La Data Quality : belle de loin, loin d’être belle

Pramana

Cet article a pour objectif de vous convaincre d’une réalité bien terre-à-terre : l’écrasante majorité des problèmes de qualité de données ne sont pas informatiques ou techniques, mais humains et organisationnels. Oubliez donc la froide beauté des tableaux de bords , des automatismes, du machine learning et des règles de gestion : pour résoudre durablement ces problèmes, il faut se confronter à l’humain.

Des données partout, la qualité nulle part

De nos jours, des solutions informatiques raffinées collectent, stockent et exploitent des données complexes dans tous les secteurs. Elles ont intégré même les plus récalcitrants d’entre eux, comme le Droit ou la Santé.
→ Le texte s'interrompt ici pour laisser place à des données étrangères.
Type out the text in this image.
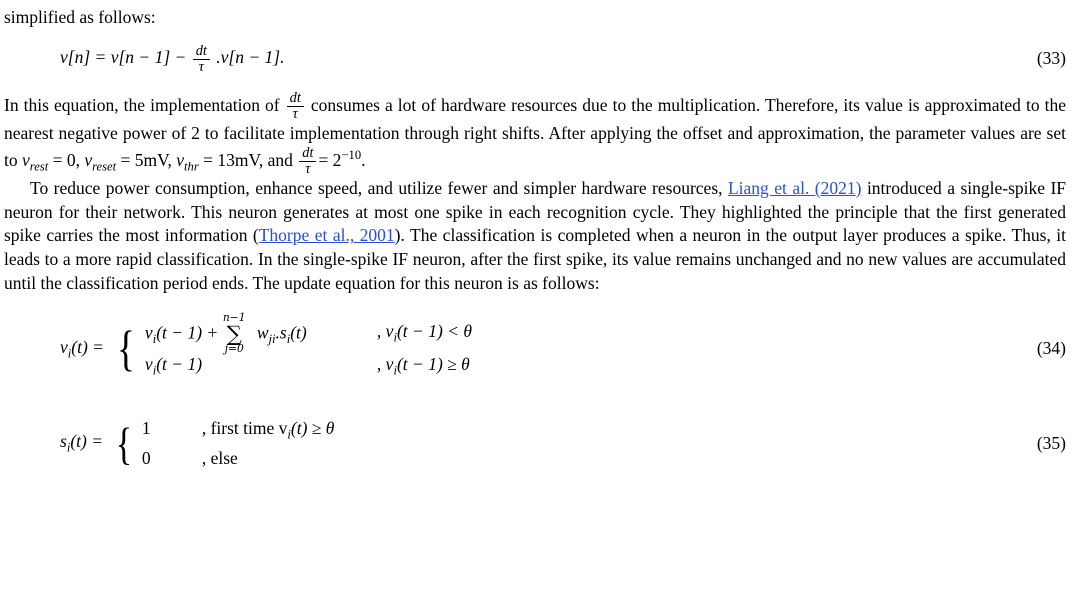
simplified as follows:
$v[n] = v[n - 1] - \frac{dt}{\tau} .v[n - 1]$.	(33)
In this equation, the implementation of $\frac{dt}{\tau}$ consumes a lot of hardware resources due to the multiplication. Therefore, its value is approximated to the nearest negative power of 2 to facilitate implementation through right shifts. After applying the offset and approximation, the parameter values are set to $v_{rest} = 0$, $v_{reset} = 5mV$, $v_{thr} = 13mV$, and $\frac{dt}{\tau} = 2^{-10}$.
To reduce power consumption, enhance speed, and utilize fewer and simpler hardware resources, Liang et al. (2021) introduced a single-spike IF neuron for their network. This neuron generates at most one spike in each recognition cycle. They highlighted the principle that the first generated spike carries the most information (Thorpe et al., 2001). The classification is completed when a neuron in the output layer produces a spike. Thus, it leads to a more rapid classification. In the single-spike IF neuron, after the first spike, its value remains unchanged and no new values are accumulated until the classification period ends. The update equation for this neuron is as follows:
$v_i(t)$ = { $v_i(t - 1)$ +
n−1
∑
j=0
$w_{ji}.s_i(t)$	, $v_i(t - 1) < \theta$
$v_i(t - 1)$	, $v_i(t - 1) \ge \theta$
(34)
$s_i(t)$ = { 1	, first time $v_i(t) \ge \theta$
0	, else
(35)
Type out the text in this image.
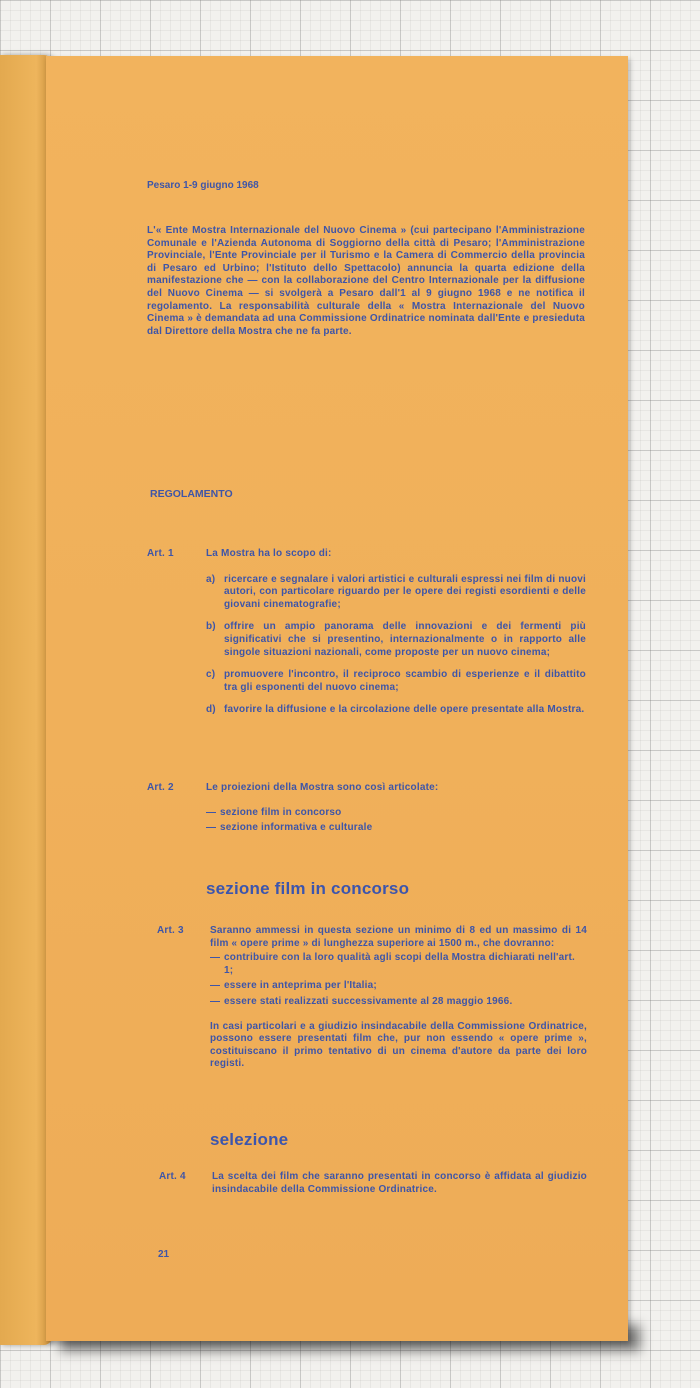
Pesaro 1-9 giugno 1968

L'« Ente Mostra Internazionale del Nuovo Cinema » (cui partecipano l'Amministrazione Comunale e l'Azienda Autonoma di Soggiorno della città di Pesaro; l'Amministrazione Provinciale, l'Ente Provinciale per il Turismo e la Camera di Commercio della provincia di Pesaro ed Urbino; l'Istituto dello Spettacolo) annuncia la quarta edizione della manifestazione che — con la collaborazione del Centro Internazionale per la diffusione del Nuovo Cinema — si svolgerà a Pesaro dall'1 al 9 giugno 1968 e ne notifica il regolamento. La responsabilità culturale della « Mostra Internazionale del Nuovo Cinema » è demandata ad una Commissione Ordinatrice nominata dall'Ente e presieduta dal Direttore della Mostra che ne fa parte.

REGOLAMENTO
Art. 1	La Mostra ha lo scopo di:
a) ricercare e segnalare i valori artistici e culturali espressi nei film di nuovi autori, con particolare riguardo per le opere dei registi esordienti e delle giovani cinematografie;
b) offrire un ampio panorama delle innovazioni e dei fermenti più significativi che si presentino, internazionalmente o in rapporto alle singole situazioni nazionali, come proposte per un nuovo cinema;
c) promuovere l'incontro, il reciproco scambio di esperienze e il dibattito tra gli esponenti del nuovo cinema;
d) favorire la diffusione e la circolazione delle opere presentate alla Mostra.
Art. 2	Le proiezioni della Mostra sono così articolate:
— sezione film in concorso
— sezione informativa e culturale
sezione film in concorso
Art. 3	Saranno ammessi in questa sezione un minimo di 8 ed un massimo di 14 film « opere prime » di lunghezza superiore ai 1500 m., che dovranno:

— contribuire con la loro qualità agli scopi della Mostra dichiarati nell'art. 1;
— essere in anteprima per l'Italia;
— essere stati realizzati successivamente al 28 maggio 1966.

In casi particolari e a giudizio insindacabile della Commissione Ordinatrice, possono essere presentati film che, pur non essendo « opere prime », costituiscano il primo tentativo di un cinema d'autore da parte dei loro registi.

selezione
Art. 4	La scelta dei film che saranno presentati in concorso è affidata al giudizio insindacabile della Commissione Ordinatrice.

21
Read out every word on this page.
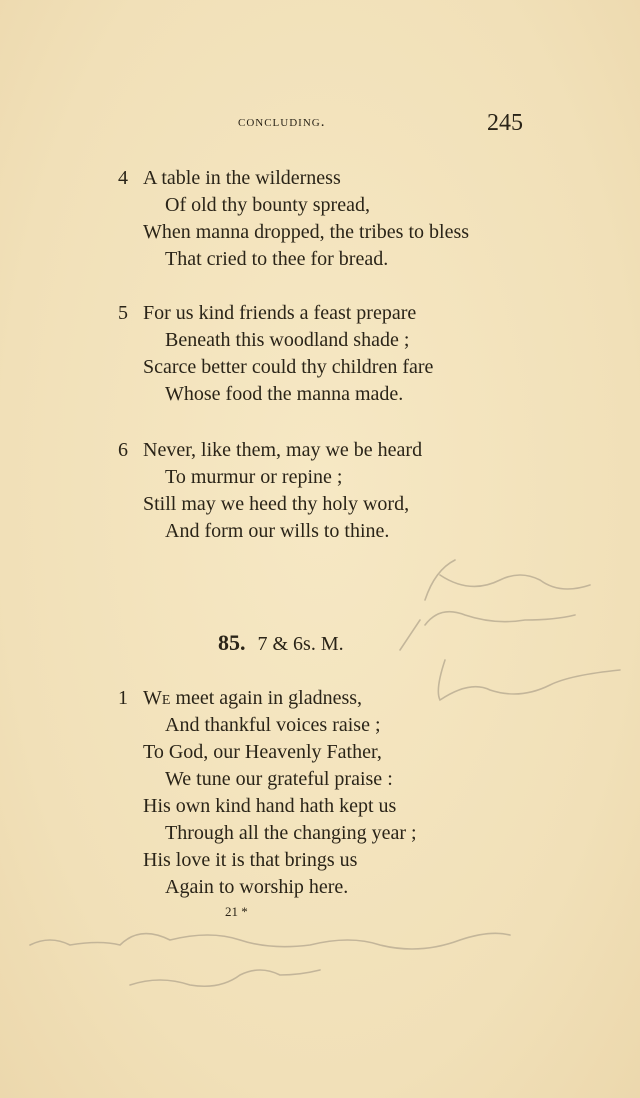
concluding.	245
4 A table in the wilderness
Of old thy bounty spread,
When manna dropped, the tribes to bless
That cried to thee for bread.
5 For us kind friends a feast prepare
Beneath this woodland shade ;
Scarce better could thy children fare
Whose food the manna made.
6 Never, like them, may we be heard
To murmur or repine ;
Still may we heed thy holy word,
And form our wills to thine.
85. 7 & 6s. M.
1 We meet again in gladness,
And thankful voices raise ;
To God, our Heavenly Father,
We tune our grateful praise :
His own kind hand hath kept us
Through all the changing year ;
His love it is that brings us
Again to worship here.
21 *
Le secteur du Droit est par tradition éloigné du numérique. Malgré tout, il exploite maintenant lui-aussi des données structurées. À titre d’exemple, l’état d’inscription au Tableau de chaque avocat français, qui lui permet de plaider, est passé dans un premier temps du poster imprimé aux sites internet maintenus à la main, puis, dès 2019, à des CRM remplis d’automatismes et interfacés. Tout ceci dans un secteur pourtant fortement attaché au papier.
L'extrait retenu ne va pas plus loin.